Halfway up the road to Monte San Martino, friends of Giuseppe welcomed us to their farm with refreshing drinks of Elderflower cordial, mixed berry tea, water and wine.  Paula (photo left) and Marino Marchese (far right)are shepherds with a small organic cheese making facility. We enjoyed canapés of ricotta  and pecorino topped with various condiments. We found out the next morning that the Concetta and Jimmy, our hosts, get most of their cheese from this couple.  We were most grateful for their warm welcome and good wishes to send us on our way.        
 

The sun was beating on the blacktop road up to the village and all of us were feeling the heat and looking beaten. We paused a few times to wait for stragglers and dragged into Monte San Martino by 13:30 (1:30 pm) for another wreath laying ceremony followed by a hearty lunch put on by the mayor.  We had pasta, salami, cheese, wine, water and delicious cookies. We sat with John, Katie, Letitia Blake , secretary of MSMT, Joe Linehan from ELMS, and Anne and David. Duncan and I worked the crowd, looking for a ride back from Monte San Martino and were relieved that Anne and David readily agreed to take us back to our car in Servigliano.  We squished in with Sir Nicholas Young, Senior British Officer from MSMT and his wife Helen. While chatting the next day, we discovered we were both in the same field. Helen is a Speech Language Pathologist and has spent much of her career working with students with communication difficulties and dyslexia. Initially I was intimidated by “Nick’s” title and the fact that he is CEO of the British Red Cross, but he couldn’t be a more down to earth fellow.

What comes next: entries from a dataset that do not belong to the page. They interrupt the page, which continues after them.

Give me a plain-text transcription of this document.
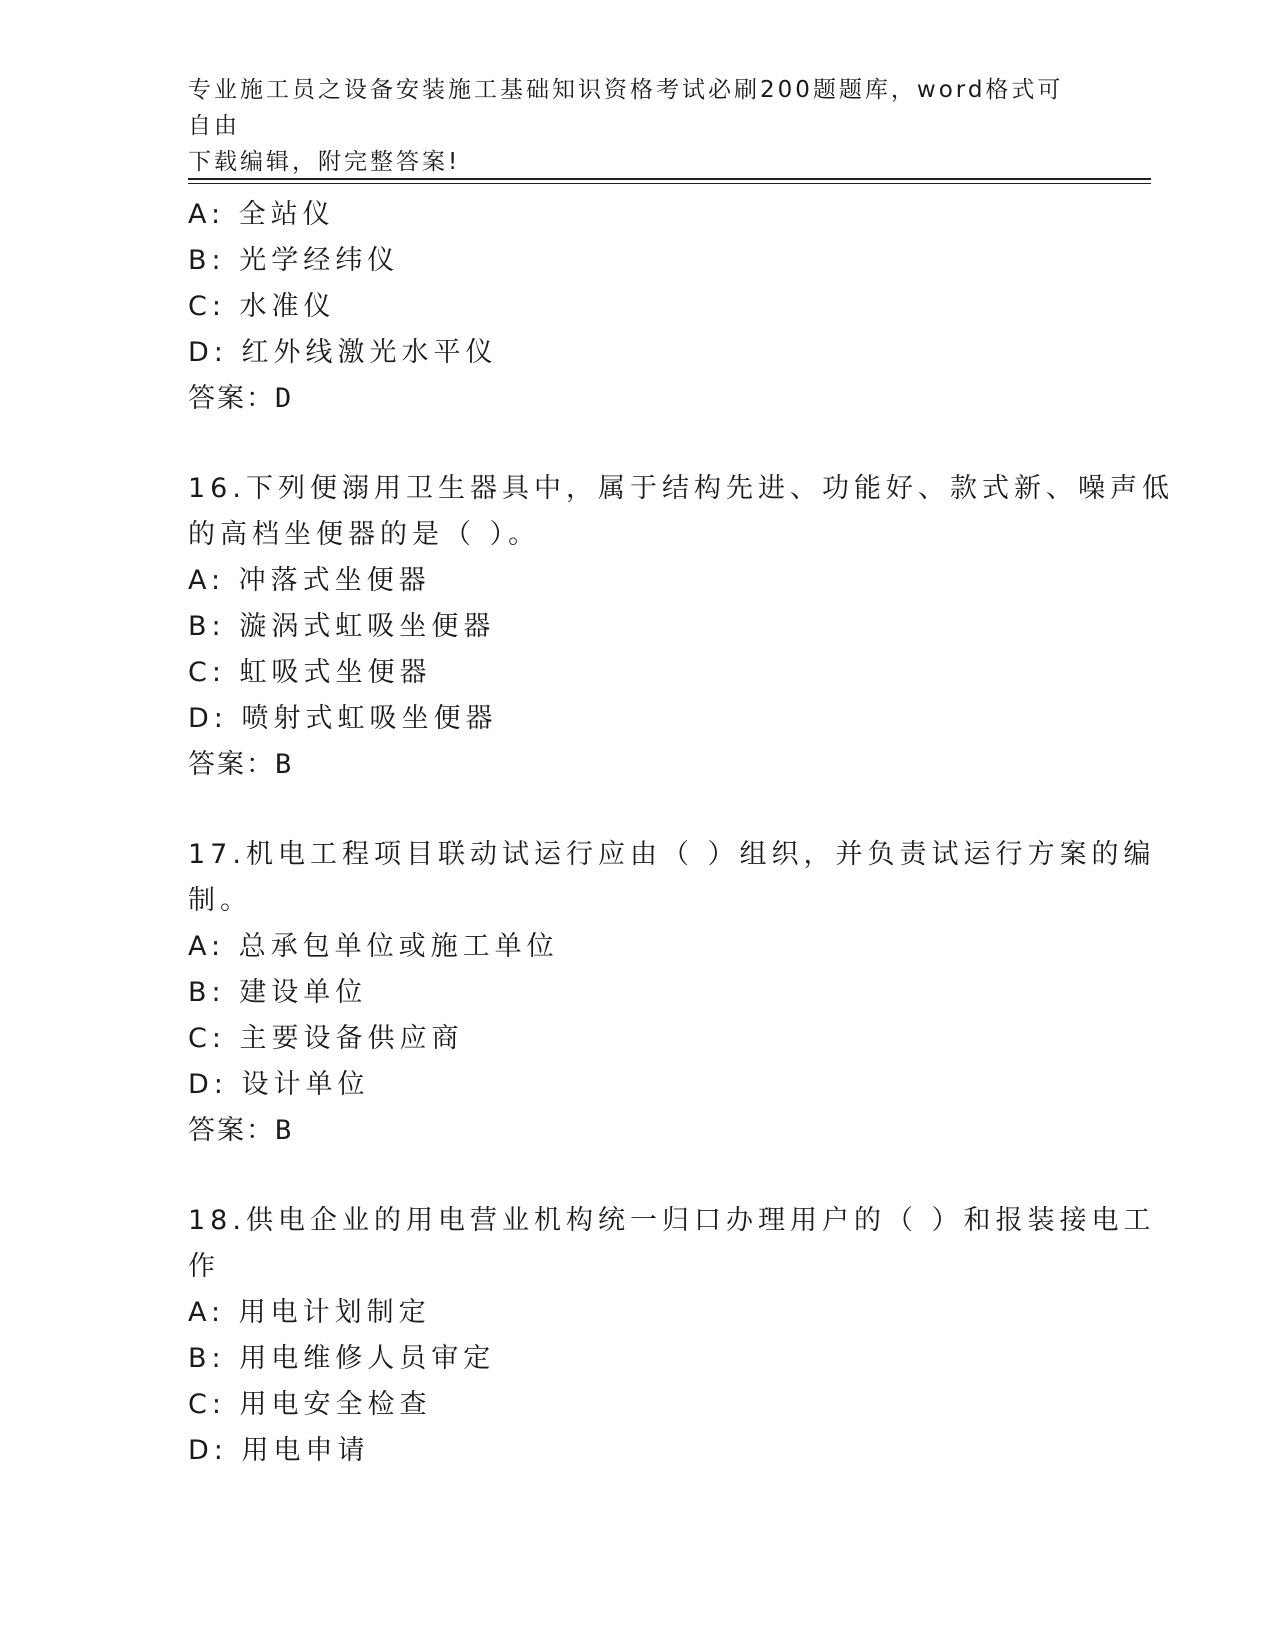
专业施工员之设备安装施工基础知识资格考试必刷200题题库，word格式可自由
下载编辑，附完整答案!
A: 全站仪
B: 光学经纬仪
C: 水准仪
D: 红外线激光水平仪
答案：D
16.下列便溺用卫生器具中，属于结构先进、功能好、款式新、噪声低
的高档坐便器的是（ ）。
A: 冲落式坐便器
B: 漩涡式虹吸坐便器
C: 虹吸式坐便器
D: 喷射式虹吸坐便器
答案：B
17.机电工程项目联动试运行应由（ ）组织，并负责试运行方案的编
制。
A: 总承包单位或施工单位
B: 建设单位
C: 主要设备供应商
D: 设计单位
答案：B
18.供电企业的用电营业机构统一归口办理用户的（ ）和报装接电工
作
A: 用电计划制定
B: 用电维修人员审定
C: 用电安全检查
D: 用电申请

He shared the story of his father, who fled from Fontanellato prison camp along with a New Zealander assisted by two Jewish people who led them through minefields to Switzerland. Unfortunately Allied soldiers mistakenly killed the Jewish helpers and wounded the New Zealander.  Years later, Nicholas was able to connect with the daughter of the Jewish couple.  He also met the son of others who provided refuge to his father. The fellow spoke of his childhood memories balancing on the knee of Nicholas’s father, who gave him peppermints to keep him quiet to avoid revealing their presence to the enemy. Nicholas said that in later years his father always had a packet of peppermints in his pocket. These are the personal anecdotes that bring the wartime experience to life.

 

We drove back to our hotel and after refreshing showers, collapsed on the bed of our darkened room for a siesta since last night was too short, and we were still recovering from jet lag. To my relief I had no new blisters after hiking 12 km.

 

That night we met other guests at the hotel for Prosecco in the garden before enjoying the first of many of Concetta’s delicious meals: appetizer, pasta, main course, dessert with wines to match each course. We won’t lose any weight in spite of all the walking in the extreme temperatures.